How many playlists go unused?
Think about it. All the playlists in your library, mine, the world’s — so many of them get listened to once, twice, then forgotten about. Sometimes they’re for really specific moods, or one-time occasions. Sometimes they’re made for people who just never listen. Sometimes, you just forget the playlist exists.
We had a playlist like that this summer.
A mashup of everyone’s “summer song picks” — we made a fun, genre-crossing, hours-long playlist that we were convinced we’d play as our background music. Every editor chose some songs they felt would bring a spark of life to our upstairs brick-walled office.
And then we immediately forgot it existed.
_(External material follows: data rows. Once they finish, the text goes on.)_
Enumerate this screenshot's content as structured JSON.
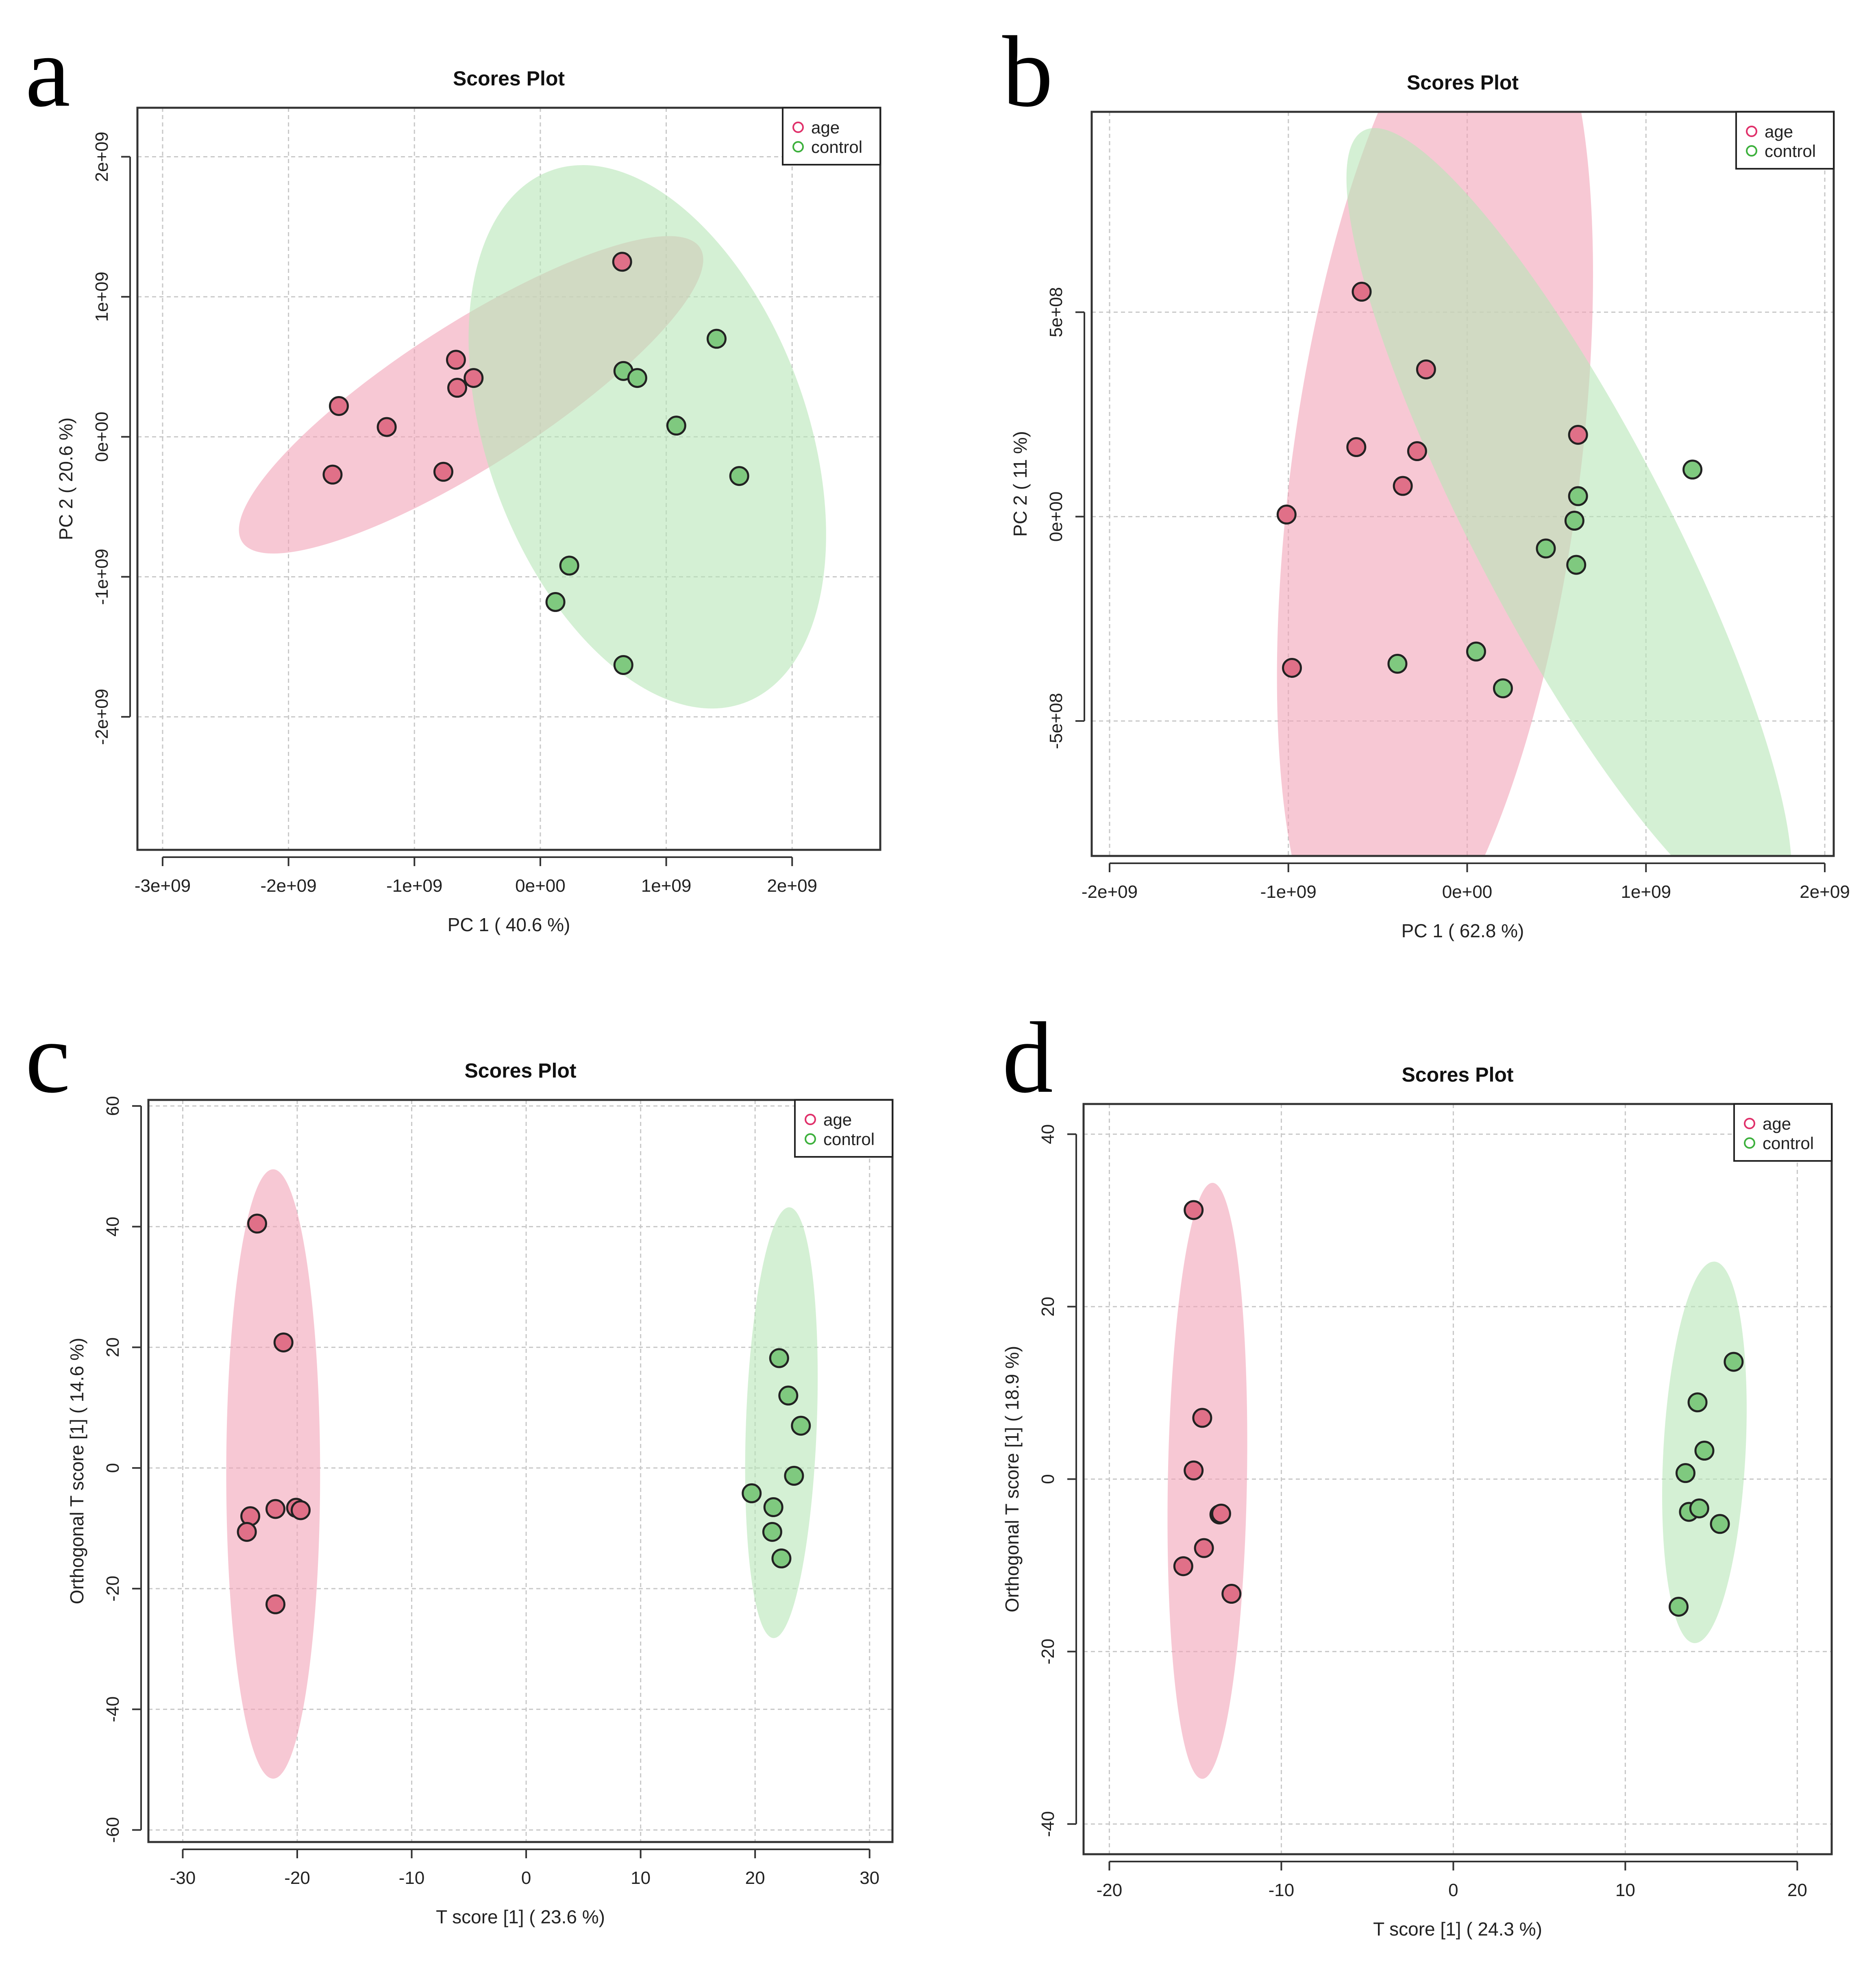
{
  "colors": {
    "age_fill": "#F2A3B8",
    "age_point": "#E07088",
    "control_fill": "#B8E6B8",
    "control_point": "#7FC97F",
    "age_legend": "#E0306A",
    "control_legend": "#3CB03C",
    "grid": "#c8c8c8",
    "axis": "#333333"
  },
  "chart_data": [
    {
      "panel": "a",
      "type": "scatter",
      "title": "Scores Plot",
      "xlabel": "PC 1 ( 40.6 %)",
      "ylabel": "PC 2 ( 20.6 %)",
      "xlim": [
        -3200000000.0,
        2700000000.0
      ],
      "ylim": [
        -2950000000.0,
        2350000000.0
      ],
      "xticks": [
        -3000000000.0,
        -2000000000.0,
        -1000000000.0,
        0,
        1000000000.0,
        2000000000.0
      ],
      "xtick_labels": [
        "-3e+09",
        "-2e+09",
        "-1e+09",
        "0e+00",
        "1e+09",
        "2e+09"
      ],
      "yticks": [
        -2000000000.0,
        -1000000000.0,
        0,
        1000000000.0,
        2000000000.0
      ],
      "ytick_labels": [
        "-2e+09",
        "-1e+09",
        "0e+00",
        "1e+09",
        "2e+09"
      ],
      "grid": true,
      "legend": {
        "position": "top-right",
        "entries": [
          "age",
          "control"
        ]
      },
      "series": [
        {
          "name": "age",
          "x": [
            -1600000000.0,
            -1650000000.0,
            -1220000000.0,
            -770000000.0,
            -670000000.0,
            -660000000.0,
            -530000000.0,
            650000000.0
          ],
          "y": [
            220000000.0,
            -270000000.0,
            70000000.0,
            -250000000.0,
            550000000.0,
            350000000.0,
            420000000.0,
            1250000000.0
          ]
        },
        {
          "name": "control",
          "x": [
            660000000.0,
            770000000.0,
            1080000000.0,
            1400000000.0,
            1580000000.0,
            230000000.0,
            120000000.0,
            660000000.0
          ],
          "y": [
            470000000.0,
            420000000.0,
            80000000.0,
            700000000.0,
            -280000000.0,
            -920000000.0,
            -1180000000.0,
            -1630000000.0
          ]
        }
      ],
      "ellipses": [
        {
          "name": "age",
          "cx": -550000000.0,
          "cy": 300000000.0,
          "rx": 2100000000.0,
          "ry": 520000000.0,
          "angle_deg": 30
        },
        {
          "name": "control",
          "cx": 850000000.0,
          "cy": 0.0,
          "rx": 2050000000.0,
          "ry": 1250000000.0,
          "angle_deg": -68
        }
      ]
    },
    {
      "panel": "b",
      "type": "scatter",
      "title": "Scores Plot",
      "xlabel": "PC 1 ( 62.8 %)",
      "ylabel": "PC 2 ( 11 %)",
      "xlim": [
        -2100000000.0,
        2050000000.0
      ],
      "ylim": [
        -830000000.0,
        990000000.0
      ],
      "xticks": [
        -2000000000.0,
        -1000000000.0,
        0,
        1000000000.0,
        2000000000.0
      ],
      "xtick_labels": [
        "-2e+09",
        "-1e+09",
        "0e+00",
        "1e+09",
        "2e+09"
      ],
      "yticks": [
        -500000000.0,
        0,
        500000000.0
      ],
      "ytick_labels": [
        "-5e+08",
        "0e+00",
        "5e+08"
      ],
      "grid": true,
      "legend": {
        "position": "top-right",
        "entries": [
          "age",
          "control"
        ]
      },
      "series": [
        {
          "name": "age",
          "x": [
            -590000000.0,
            -230000000.0,
            -620000000.0,
            -280000000.0,
            -360000000.0,
            -1010000000.0,
            -980000000.0,
            620000000.0
          ],
          "y": [
            550000000.0,
            360000000.0,
            170000000.0,
            160000000.0,
            75000000.0,
            5000000.0,
            -370000000.0,
            200000000.0
          ]
        },
        {
          "name": "control",
          "x": [
            1260000000.0,
            620000000.0,
            600000000.0,
            440000000.0,
            610000000.0,
            -390000000.0,
            50000000.0,
            200000000.0
          ],
          "y": [
            115000000.0,
            50000000.0,
            -10000000.0,
            -78000000.0,
            -118000000.0,
            -360000000.0,
            -330000000.0,
            -420000000.0
          ]
        }
      ],
      "ellipses": [
        {
          "name": "age",
          "cx": -180000000.0,
          "cy": 100000000.0,
          "rx": 1300000000.0,
          "ry": 690000000.0,
          "angle_deg": 73
        },
        {
          "name": "control",
          "cx": 570000000.0,
          "cy": -20000000.0,
          "rx": 1500000000.0,
          "ry": 290000000.0,
          "angle_deg": -40
        }
      ]
    },
    {
      "panel": "c",
      "type": "scatter",
      "title": "Scores Plot",
      "xlabel": "T score [1] ( 23.6 %)",
      "ylabel": "Orthogonal T score [1] ( 14.6 %)",
      "xlim": [
        -33,
        32
      ],
      "ylim": [
        -62,
        61
      ],
      "xticks": [
        -30,
        -20,
        -10,
        0,
        10,
        20,
        30
      ],
      "xtick_labels": [
        "-30",
        "-20",
        "-10",
        "0",
        "10",
        "20",
        "30"
      ],
      "yticks": [
        -60,
        -40,
        -20,
        0,
        20,
        40,
        60
      ],
      "ytick_labels": [
        "-60",
        "-40",
        "-20",
        "0",
        "20",
        "40",
        "60"
      ],
      "grid": true,
      "legend": {
        "position": "top-right",
        "entries": [
          "age",
          "control"
        ]
      },
      "series": [
        {
          "name": "age",
          "x": [
            -23.5,
            -21.2,
            -24.1,
            -24.4,
            -21.9,
            -20.1,
            -19.7,
            -21.9
          ],
          "y": [
            40.5,
            20.8,
            -8.0,
            -10.6,
            -6.8,
            -6.6,
            -7.0,
            -22.6
          ]
        },
        {
          "name": "control",
          "x": [
            22.1,
            22.9,
            24.0,
            23.4,
            19.7,
            21.6,
            21.5,
            22.3
          ],
          "y": [
            18.2,
            12.0,
            7.0,
            -1.3,
            -4.2,
            -6.5,
            -10.6,
            -15.0
          ]
        }
      ],
      "ellipses": [
        {
          "name": "age",
          "cx": -22.1,
          "cy": -1.0,
          "rx": 4.1,
          "ry": 50.5,
          "angle_deg": 0
        },
        {
          "name": "control",
          "cx": 22.3,
          "cy": 7.5,
          "rx": 3.1,
          "ry": 35.5,
          "angle_deg": -4
        }
      ]
    },
    {
      "panel": "d",
      "type": "scatter",
      "title": "Scores Plot",
      "xlabel": "T score [1] ( 24.3 %)",
      "ylabel": "Orthogonal T score [1] ( 18.9 %)",
      "xlim": [
        -21.5,
        22
      ],
      "ylim": [
        -43.5,
        43.5
      ],
      "xticks": [
        -20,
        -10,
        0,
        10,
        20
      ],
      "xtick_labels": [
        "-20",
        "-10",
        "0",
        "10",
        "20"
      ],
      "yticks": [
        -40,
        -20,
        0,
        20,
        40
      ],
      "ytick_labels": [
        "-40",
        "-20",
        "0",
        "20",
        "40"
      ],
      "grid": true,
      "legend": {
        "position": "top-right",
        "entries": [
          "age",
          "control"
        ]
      },
      "series": [
        {
          "name": "age",
          "x": [
            -15.1,
            -14.6,
            -15.1,
            -13.6,
            -13.5,
            -14.5,
            -15.7,
            -12.9
          ],
          "y": [
            31.2,
            7.1,
            1.0,
            -4.1,
            -4.0,
            -8.0,
            -10.1,
            -13.3
          ]
        },
        {
          "name": "control",
          "x": [
            16.3,
            14.2,
            14.6,
            13.5,
            13.7,
            14.3,
            15.5,
            13.1
          ],
          "y": [
            13.6,
            8.9,
            3.3,
            0.7,
            -3.8,
            -3.4,
            -5.2,
            -14.8
          ]
        }
      ],
      "ellipses": [
        {
          "name": "age",
          "cx": -14.3,
          "cy": -0.2,
          "rx": 2.3,
          "ry": 34.5,
          "angle_deg": -2
        },
        {
          "name": "control",
          "cx": 14.6,
          "cy": 3.1,
          "rx": 2.4,
          "ry": 21.8,
          "angle_deg": -6
        }
      ]
    }
  ]
}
We didn’t forget about the playlist because we didn’t listen to music — the office had tunes playing off of someone’s desktop more days than not. It wasn’t that the playlist itself sucked — we each enjoyed a ton of the songs represented.
The reason that original playlist faded into the back of our minds was simple: we discovered the songs that actually soundtracked our summer.
At the beginning of the summer, there was no way we would have been able to predict where the next couple months would take us. If you told me in May that our summer would feature coverage of a national championship, grass in Kenan Stadium, multiple U.S. Supreme Court decisions, the burning of a beloved restaurant AND the presence of Martin Luther King III in Chapel Hill? I would have laughed at you.
Looking back, though, each one of those things fits right into the bizarre and beautiful time we have had covering the news for you all.